3. According to your interpretation of the above extract from the judgment of Schreiner JA,
what used to be the relationship between customary law and common law in the South
African legal system?

Schreiner JA interpreted section 11(1) of the Black Administration Act (BAA), which reads:


it shall be in the discretion of the Commissioners’ Courts in all suits or proceedings between
Blacks involving questions of customs followed by Blacks, to decide such questions according
to the Black law applying to such customs except in so far [as] it shall have been repealed or
modified: provided that such Black law shall not be opposed to the principles of public policy
or natural justice ...


Hence, the judge insists that the president of the Appeal Court for Commissioners’ Courts
was given the discretion to apply customary law in proper cases that called for such special
treatment; otherwise he was mandated to apply the common law to cases involving Africans.
This means that the BAA did not give customary law the status of a law to be applied in cases
between Africans. Instead, it gave the Commissioners’ Courts the discretion to apply
customary law only in special cases where the interests of justice called for it. Therefore, the
president of the Appeal Court for Commissioners’ Courts erred in holding that such courts
were mandated to apply primarily customary law instead of common law, which was the law
of the land.


4. Study the extract from Ngcobo J’s judgment in the Bhe case and write a reasoned opinion as
to who caused black people’s poverty in South Africa and how they did it. (in study guide –
pg 4)


As the extract makes it clear, the union government promulgated the BAA as a tool to
establish a separate administration for blacks and to create instruments to ensure the
systematic impoverishment of black people.

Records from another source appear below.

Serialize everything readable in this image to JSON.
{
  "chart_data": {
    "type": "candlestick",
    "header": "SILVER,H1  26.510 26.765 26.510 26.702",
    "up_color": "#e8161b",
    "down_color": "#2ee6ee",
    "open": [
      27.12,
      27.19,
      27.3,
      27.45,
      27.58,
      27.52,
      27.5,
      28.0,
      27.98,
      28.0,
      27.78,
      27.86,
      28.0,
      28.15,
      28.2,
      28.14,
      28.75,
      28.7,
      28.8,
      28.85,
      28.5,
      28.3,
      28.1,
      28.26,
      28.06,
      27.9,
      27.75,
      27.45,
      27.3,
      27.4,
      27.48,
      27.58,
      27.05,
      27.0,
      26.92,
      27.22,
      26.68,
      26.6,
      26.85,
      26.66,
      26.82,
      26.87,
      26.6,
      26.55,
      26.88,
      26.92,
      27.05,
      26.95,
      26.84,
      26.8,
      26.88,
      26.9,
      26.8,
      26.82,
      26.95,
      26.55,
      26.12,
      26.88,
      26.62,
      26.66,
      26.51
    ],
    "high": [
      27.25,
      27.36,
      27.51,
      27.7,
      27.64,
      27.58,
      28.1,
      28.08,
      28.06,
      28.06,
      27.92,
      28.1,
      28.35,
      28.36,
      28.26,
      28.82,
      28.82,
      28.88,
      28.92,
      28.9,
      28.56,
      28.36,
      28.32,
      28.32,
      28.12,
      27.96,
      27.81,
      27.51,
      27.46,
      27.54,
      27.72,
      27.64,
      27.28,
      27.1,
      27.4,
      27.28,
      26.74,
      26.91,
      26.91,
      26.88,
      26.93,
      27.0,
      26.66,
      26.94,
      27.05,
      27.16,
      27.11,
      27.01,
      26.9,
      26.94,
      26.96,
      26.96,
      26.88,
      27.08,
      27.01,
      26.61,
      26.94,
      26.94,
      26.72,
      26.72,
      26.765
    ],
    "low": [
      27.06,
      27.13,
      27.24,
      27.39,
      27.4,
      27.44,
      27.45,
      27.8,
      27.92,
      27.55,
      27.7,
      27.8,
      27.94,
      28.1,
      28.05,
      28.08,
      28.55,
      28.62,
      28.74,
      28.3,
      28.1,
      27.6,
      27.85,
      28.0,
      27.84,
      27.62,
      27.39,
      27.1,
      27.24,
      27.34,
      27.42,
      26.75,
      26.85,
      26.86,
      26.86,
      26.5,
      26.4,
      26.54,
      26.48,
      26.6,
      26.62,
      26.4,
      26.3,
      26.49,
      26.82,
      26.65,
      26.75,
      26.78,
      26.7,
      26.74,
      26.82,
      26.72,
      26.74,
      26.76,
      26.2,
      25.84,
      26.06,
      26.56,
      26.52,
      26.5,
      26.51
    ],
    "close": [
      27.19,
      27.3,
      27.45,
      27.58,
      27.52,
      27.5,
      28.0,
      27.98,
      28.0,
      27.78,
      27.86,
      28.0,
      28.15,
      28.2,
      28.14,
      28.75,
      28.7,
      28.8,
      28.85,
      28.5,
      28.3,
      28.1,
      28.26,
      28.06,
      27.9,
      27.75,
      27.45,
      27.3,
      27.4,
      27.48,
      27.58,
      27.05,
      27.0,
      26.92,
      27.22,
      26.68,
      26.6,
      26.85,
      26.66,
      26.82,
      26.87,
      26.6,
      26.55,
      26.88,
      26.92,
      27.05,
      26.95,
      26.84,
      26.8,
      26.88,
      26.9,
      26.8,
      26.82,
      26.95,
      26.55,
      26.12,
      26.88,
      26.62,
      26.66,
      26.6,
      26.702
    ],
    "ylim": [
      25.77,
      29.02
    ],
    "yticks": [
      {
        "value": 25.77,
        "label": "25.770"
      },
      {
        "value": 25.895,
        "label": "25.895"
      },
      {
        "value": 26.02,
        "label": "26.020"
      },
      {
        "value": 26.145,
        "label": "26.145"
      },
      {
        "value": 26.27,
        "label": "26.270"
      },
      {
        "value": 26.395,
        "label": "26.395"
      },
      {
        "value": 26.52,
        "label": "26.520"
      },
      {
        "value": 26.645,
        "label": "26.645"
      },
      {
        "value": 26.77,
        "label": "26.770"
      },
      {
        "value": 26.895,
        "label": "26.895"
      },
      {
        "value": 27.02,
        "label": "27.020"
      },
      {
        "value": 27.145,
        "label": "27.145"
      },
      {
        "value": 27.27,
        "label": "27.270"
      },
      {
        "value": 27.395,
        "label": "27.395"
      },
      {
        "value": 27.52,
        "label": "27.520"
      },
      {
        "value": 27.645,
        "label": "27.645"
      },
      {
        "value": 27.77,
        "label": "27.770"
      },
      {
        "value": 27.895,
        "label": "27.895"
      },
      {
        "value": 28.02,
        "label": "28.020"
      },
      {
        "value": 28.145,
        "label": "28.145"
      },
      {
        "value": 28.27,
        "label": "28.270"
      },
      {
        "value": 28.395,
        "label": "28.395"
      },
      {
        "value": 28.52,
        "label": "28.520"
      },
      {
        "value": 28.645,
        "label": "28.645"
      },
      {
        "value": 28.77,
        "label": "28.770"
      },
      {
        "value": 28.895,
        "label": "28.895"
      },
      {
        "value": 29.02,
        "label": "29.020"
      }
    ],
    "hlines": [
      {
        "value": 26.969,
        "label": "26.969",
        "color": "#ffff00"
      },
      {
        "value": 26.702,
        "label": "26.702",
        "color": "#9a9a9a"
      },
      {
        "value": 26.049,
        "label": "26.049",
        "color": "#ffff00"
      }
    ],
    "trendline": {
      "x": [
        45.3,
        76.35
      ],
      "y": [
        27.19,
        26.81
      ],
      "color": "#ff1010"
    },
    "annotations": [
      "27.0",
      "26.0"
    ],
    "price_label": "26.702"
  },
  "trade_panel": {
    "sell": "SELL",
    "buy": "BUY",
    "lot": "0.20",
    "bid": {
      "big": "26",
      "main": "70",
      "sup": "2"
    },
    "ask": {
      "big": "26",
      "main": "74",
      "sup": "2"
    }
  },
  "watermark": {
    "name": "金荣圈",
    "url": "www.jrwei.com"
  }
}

It established the office of the Governor- General
as the “supreme chief of all Africans” in the country and gave him absolute power to drive
them off their land without compensation and to resettle them on unproductive and barren
land. This administration created false geographical divisions called “white areas” from
which black people were forcibly removed. This colossal social experiment called segregation
had the desired results: it caused untold suffering for the back people and impoverished them.


5. What is the importance of the transitional period in South African history?